The extremly large depth of focus of the ultra-widefield system allows the peripheral retina, intraocular gas bubble, and posterior pole to be in focus simultaneously in gas-filled eyes. A faster scan with green and red lasers and an ultra-widefield images with a greater depth of focus may allow the detection of retinal images in eyes with nystagmus or in patients with intellectual disability.

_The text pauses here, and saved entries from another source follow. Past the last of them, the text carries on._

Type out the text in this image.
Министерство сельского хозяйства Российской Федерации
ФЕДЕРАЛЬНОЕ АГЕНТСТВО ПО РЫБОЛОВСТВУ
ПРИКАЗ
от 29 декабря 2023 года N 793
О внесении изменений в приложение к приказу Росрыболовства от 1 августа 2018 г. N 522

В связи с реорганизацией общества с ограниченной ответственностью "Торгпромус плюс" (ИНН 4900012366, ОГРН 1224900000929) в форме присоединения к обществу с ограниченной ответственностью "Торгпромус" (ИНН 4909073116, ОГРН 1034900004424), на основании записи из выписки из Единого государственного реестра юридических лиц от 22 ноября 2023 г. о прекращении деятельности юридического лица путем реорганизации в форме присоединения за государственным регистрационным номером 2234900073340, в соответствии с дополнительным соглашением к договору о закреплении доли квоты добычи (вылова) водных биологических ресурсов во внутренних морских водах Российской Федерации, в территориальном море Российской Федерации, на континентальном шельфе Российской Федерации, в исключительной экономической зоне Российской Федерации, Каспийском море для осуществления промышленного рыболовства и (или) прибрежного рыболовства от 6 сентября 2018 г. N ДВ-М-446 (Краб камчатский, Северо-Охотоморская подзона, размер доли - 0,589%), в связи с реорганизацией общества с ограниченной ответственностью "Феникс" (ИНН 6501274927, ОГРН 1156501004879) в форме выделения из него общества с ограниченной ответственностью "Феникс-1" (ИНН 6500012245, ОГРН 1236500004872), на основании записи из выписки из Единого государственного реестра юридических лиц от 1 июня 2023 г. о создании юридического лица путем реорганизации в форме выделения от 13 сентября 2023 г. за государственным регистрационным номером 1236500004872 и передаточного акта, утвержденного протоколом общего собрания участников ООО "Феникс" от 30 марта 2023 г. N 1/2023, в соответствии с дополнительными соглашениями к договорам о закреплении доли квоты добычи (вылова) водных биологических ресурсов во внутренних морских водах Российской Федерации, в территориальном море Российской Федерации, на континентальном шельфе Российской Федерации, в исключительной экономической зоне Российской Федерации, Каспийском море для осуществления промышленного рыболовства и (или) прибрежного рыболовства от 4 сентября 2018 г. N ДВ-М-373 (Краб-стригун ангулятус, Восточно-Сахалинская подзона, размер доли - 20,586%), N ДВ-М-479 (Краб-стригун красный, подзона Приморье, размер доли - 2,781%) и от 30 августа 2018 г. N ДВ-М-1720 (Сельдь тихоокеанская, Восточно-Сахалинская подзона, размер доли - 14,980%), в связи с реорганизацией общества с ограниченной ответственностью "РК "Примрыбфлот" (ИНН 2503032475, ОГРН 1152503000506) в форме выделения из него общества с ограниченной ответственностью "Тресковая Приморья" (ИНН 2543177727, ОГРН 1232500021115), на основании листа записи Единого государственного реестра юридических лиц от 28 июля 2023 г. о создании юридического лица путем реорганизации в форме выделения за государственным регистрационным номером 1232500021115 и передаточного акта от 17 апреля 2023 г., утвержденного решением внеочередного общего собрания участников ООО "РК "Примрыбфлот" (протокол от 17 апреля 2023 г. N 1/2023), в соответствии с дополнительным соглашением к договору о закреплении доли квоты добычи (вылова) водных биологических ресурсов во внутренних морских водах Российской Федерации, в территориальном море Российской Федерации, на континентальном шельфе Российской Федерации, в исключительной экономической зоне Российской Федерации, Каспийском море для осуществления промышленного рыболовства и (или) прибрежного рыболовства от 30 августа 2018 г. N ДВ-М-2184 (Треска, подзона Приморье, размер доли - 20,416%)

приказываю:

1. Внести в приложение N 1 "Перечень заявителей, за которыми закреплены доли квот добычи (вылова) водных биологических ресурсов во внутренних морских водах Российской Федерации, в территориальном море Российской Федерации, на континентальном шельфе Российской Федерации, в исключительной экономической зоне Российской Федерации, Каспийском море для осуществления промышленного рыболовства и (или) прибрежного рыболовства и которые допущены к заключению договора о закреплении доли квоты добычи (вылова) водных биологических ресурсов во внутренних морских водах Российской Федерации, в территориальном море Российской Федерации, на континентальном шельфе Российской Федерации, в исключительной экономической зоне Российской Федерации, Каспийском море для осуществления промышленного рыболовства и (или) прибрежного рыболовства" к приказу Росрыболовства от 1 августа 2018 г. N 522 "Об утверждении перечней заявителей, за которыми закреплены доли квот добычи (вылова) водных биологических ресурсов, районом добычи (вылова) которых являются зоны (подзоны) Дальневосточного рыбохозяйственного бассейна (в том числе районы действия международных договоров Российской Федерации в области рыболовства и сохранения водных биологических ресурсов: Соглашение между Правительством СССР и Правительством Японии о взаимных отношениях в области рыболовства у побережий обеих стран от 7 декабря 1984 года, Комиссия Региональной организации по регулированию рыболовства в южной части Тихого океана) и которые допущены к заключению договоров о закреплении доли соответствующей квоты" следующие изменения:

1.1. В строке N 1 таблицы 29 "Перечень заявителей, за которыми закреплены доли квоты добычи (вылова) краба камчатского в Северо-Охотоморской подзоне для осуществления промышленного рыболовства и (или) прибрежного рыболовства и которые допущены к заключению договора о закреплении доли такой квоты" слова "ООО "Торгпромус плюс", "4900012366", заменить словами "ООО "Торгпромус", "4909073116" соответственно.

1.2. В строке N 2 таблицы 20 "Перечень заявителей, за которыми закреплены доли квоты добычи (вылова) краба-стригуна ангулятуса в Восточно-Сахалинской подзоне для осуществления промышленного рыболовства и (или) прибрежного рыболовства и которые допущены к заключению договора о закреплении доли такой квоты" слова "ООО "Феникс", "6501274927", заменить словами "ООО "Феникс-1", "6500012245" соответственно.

However, it may be affected by peripheral lens opacities, corneal opacities including intracorneal implantation of corneal inlay, cilia, and eyelids [28]. Postoperative cataracts caused by intravitreal gas in phakic eyes can reduce the clarity of the ultra-widefield images temporarily.

There are limitations in this study. This was a retrospective case series conducted in a single academic hospital. The number of patients was small and each patient had a different type of retinal detachments and retinal breaks. The grading was essentially subjective which might have affected the results. Therefore, prospective studies of randomized eyes with larger sample sizes may be needed to confirm these results.

Conclusions

The ultra-widefield fundus imaging is useful in evaluating postoperative retinal breaks and retinal reattachments in gas-filled eyes. The two wavelength light sources maintain the efficacy of different scanning depth can also be used in gas-filled eyes. These advantages are useful in documenting the clinical course before and after vitreous surgery with gas tamponade.